O ano 2017 parece que não será diferente e os crimes têm se tornado cada vez mais violentos, conforme esclarece o Manifesto: “Neste ano vimos a crueldade do assassinato de nove trabalhadores rurais em Colniza, no Mato Grosso; o ataque que decepou e feriu indígenas Gamela no Maranhão; a chacina de Pau D’Arco que assassinou dez trabalhadores sem-terra no Pará orquestrado pela polícia militar; em julho em menos de uma semana duas lideranças quilombolas foram assassinadas cruelmente na Bahia; somente Rondônia apresenta 13 mortes em conflitos rurais e a Amazônia Legal caracteriza-se como o palco mais emblemático de chacinas e torturas do país”.
Também é evidenciada no texto a decisão do governo brasileiro de priorizar o modelo agroexportador concentrador de terras “com base em práticas ilícitas, conflitos fundiários e grilagem. O que implicou ciclo perene, estrutural e severo de violência, assassinatos aos povos do campo, das águas e florestas e impunidade aos grandes proprietários de terras e empresas violadoras de direitos humanos.”
O Manifesto vem a público um dia após a sessão na Câmara dos Deputados que barrou a abertura do processo contra Michel Temer por corrupção passiva resultante de relação ilícita estabelecida com uma grande empresa do agronegócio, o frigorífico JBS. Vale ressaltar que dos 263 deputados que votaram pelo fim da denúncia contra Temer, 129 foram da Frente Parlamentar da Agropecuária (FPA), conforme apurou o repórter Alceu Castilho, do De Olho nos Ruralistas (Ler: Metade dos votos para Temer saiu da Frente Parlamentar da Agropecuária)
A denúncia, feita pelo procurador-geral da República Rodrigo Janot, aponta que o peemedebista Michel Temer – que assumiu a Presidência da República em 2016, após o golpe que destituiu do cargo a presidenta Dilma Rousseff, eleita em 2014 para o segundo mandato com 54% dos votos de brasileiras e brasileiros – teria beneficiado o dono do frigorífico JBS, Joesley Batista, em troca de favores.
Na matéria JBS comprou gado da família do maior desmatador da Amazônia, de autoria de André Campo e publicada em março de 2015 pela Repórter Brasil, consta que a JBS – a mesma empresa que, segundo Janot, teria pago propina a Michel Temer – comprou gado da família de Ezequiel Antônio Castanha, preso pela Polícia Federal sob acusação de ser “o maior desmatador da Amazônia de todos os tempos”. Ezequiel e seu pai, Onério Castanha, diz a matéria, “são réus em ação penal movida pelo Ministério Público Federal do Pará (MPF-PA). A ação descreve Ezequiel como o chefe de uma quadrilha responsável por grilagem de terras, invasão de áreas públicas e desmatamento ilegal no entorno da BR-163, rodovia que atravessa milhares de quilômetros de floresta amazônica. O fazendeiro Onério Castanha é apontado como membro dessa quadrilha. Além de coautor de vários crimes ambientais para a implantação clandestina de pastagens, ele seria um dos principais “laranjas” do grupo visando esconder o patrimônio obtido por meio da atividade criminosa”. Onério também constava na “lista suja do trabalho escravo” até dezembro de 2014. Essa não é a única denúncia envolvendo a JBS, ainda segundo informações da Repórter Brasil, que aponta 17 casos em que o frigorífico é citado (Leia mais).

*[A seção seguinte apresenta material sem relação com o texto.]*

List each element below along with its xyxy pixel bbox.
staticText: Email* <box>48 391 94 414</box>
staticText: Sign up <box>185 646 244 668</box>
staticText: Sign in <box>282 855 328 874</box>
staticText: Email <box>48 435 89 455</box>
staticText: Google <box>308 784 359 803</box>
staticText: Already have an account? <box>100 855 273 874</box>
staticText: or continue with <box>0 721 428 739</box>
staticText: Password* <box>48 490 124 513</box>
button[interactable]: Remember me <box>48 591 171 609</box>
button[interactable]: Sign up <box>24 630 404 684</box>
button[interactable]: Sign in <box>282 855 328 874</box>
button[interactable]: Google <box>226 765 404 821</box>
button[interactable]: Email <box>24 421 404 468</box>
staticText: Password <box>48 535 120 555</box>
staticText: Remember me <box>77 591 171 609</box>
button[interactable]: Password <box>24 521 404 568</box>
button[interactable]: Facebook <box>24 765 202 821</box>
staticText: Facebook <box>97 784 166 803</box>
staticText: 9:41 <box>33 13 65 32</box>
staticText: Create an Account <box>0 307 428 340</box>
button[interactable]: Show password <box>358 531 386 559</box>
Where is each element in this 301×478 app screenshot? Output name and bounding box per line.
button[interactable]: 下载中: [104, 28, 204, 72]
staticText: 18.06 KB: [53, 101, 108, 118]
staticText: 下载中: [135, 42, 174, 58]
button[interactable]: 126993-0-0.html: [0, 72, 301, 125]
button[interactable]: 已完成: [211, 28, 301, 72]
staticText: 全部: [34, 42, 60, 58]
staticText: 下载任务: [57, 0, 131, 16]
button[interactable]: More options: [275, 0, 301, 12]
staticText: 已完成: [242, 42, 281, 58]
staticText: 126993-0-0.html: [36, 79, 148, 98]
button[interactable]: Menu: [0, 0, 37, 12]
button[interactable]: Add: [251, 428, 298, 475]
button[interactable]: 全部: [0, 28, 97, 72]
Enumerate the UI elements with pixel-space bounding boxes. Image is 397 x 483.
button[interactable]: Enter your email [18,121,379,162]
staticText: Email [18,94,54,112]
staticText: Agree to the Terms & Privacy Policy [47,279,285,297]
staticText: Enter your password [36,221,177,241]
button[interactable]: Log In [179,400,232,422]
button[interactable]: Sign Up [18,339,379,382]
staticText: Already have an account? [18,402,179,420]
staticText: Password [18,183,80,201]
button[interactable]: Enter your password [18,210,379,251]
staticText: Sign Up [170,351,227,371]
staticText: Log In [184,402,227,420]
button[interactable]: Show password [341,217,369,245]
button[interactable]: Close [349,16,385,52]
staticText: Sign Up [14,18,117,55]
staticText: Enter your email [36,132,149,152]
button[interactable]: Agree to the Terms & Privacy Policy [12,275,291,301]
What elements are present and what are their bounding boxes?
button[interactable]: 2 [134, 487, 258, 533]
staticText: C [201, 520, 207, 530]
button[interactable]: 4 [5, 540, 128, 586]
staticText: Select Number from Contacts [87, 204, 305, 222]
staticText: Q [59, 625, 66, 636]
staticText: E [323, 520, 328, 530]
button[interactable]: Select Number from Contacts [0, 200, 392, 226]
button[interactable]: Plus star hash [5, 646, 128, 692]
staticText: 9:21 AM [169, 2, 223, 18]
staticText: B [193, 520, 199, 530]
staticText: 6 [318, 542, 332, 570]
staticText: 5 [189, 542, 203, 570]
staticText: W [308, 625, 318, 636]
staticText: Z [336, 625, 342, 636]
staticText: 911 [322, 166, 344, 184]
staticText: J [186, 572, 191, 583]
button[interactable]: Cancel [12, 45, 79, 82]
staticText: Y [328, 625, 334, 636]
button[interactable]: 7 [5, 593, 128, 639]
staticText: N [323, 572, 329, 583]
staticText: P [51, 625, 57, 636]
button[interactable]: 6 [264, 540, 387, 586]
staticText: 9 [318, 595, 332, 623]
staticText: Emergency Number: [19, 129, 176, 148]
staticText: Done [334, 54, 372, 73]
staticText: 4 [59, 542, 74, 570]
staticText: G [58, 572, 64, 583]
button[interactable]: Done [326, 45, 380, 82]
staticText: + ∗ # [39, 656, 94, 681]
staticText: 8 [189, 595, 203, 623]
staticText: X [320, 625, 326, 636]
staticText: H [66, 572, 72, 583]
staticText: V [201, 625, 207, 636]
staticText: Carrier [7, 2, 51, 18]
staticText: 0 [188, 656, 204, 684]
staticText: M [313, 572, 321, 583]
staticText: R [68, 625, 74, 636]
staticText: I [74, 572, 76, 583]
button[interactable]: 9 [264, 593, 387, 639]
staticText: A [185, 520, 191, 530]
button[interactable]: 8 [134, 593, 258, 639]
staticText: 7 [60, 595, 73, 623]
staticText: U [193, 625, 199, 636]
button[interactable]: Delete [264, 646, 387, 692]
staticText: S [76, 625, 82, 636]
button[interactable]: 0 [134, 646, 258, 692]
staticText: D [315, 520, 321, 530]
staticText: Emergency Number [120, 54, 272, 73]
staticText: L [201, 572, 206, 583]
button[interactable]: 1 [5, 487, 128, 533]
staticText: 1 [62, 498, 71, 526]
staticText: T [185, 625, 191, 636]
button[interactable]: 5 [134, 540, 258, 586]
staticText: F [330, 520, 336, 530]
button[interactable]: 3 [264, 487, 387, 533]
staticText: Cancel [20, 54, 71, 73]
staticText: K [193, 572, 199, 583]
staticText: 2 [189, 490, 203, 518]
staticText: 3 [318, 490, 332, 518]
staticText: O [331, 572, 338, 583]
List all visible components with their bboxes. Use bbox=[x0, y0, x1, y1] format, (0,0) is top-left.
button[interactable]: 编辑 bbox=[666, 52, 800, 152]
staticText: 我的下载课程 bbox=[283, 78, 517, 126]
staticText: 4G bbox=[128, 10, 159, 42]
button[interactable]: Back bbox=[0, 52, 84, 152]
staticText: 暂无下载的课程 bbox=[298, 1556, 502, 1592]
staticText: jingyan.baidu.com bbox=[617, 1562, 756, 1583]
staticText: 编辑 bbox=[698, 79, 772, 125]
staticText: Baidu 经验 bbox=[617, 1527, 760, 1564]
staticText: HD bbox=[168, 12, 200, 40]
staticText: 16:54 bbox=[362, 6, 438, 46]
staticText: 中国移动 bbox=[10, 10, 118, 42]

Esse casamento de interesses entre o agronegócio e o Estado está na base da criminalização dos movimentos sociais, especialmente os ligados à reforma agrária e aos direitos territoriais de indígenas e quilombolas. “A crescente criminalização das lideranças dos movimentos sociais, cuja instauração da CPI do INCRA/FUNAI é o exemplo máximo da tentativa de amedrontar e frear os defensores que lutam pela distribuição de terras no país. Além do desmonte da FUNAI, com o corte drástico de orçamento extinguindo cargos, principalmente das áreas e demarcação. Assim como parecer da Advocacia-Geral da União que aceita a ‘tese do marco temporal’ para a demarcação das terras indígenas, sem levar em consideração todas as expulsões e retiradas forçadas sofridas pelos povos indígenas antes da constituição de 1988”, esclarece o Manifesto.
Para a Articulação Nacional de Agroecologia, “o Estado Brasileiro acentua os conflitos e ações violentas de forma direta e institucionalizada pelos poderes Executivo, Legislativo e Judiciário ao corroborar com a concentração e grilagem de terras, a exemplo da Lei 13.465/2017 que trata de regularização fundiária rural e urbana, indicando o aumento da grilagem e da especulação imobiliária, e do Projeto de Lei de nº 4.059/2012, o qual visa à venda de terras brasileiras a estrangeiros e teve tramitação acelerada neste período. Além da falta de orçamento para a titulação de territórios quilombolas, do reconhecimento do território de povos e comunidades tradicionais e da desapropriação de terras para reforma agrária, uma vez que o governo destinou em 2017 quase 64% menos recursos que em 2016. O julgamento da Ação Direta de Inconstitucionalidade 3.239/2004 ajuizada pelo DEM, no STF, que questiona o Decreto 4.887/2003 que regulamenta a titulação das terras de quilombos também se insere no contexto de barrar o avanço nos direitos humanos às comunidades quilombolas no Brasil. Ainda, o Estado se apresenta cada vez mais omisso, inerte ou moroso na apuração, investigação e responsabilização dos patrocinadores e executores das violências perpetradas nos conflitos agrários. Tudo isso fere frontalmente os princípios e diretrizes da Política e do Plano Nacional de Agroecologia e Produção Orgânica que preza pela ampliação da reforma agrária, à democratização do acesso à terra e à garantia de direitos aos trabalhadores do campo”.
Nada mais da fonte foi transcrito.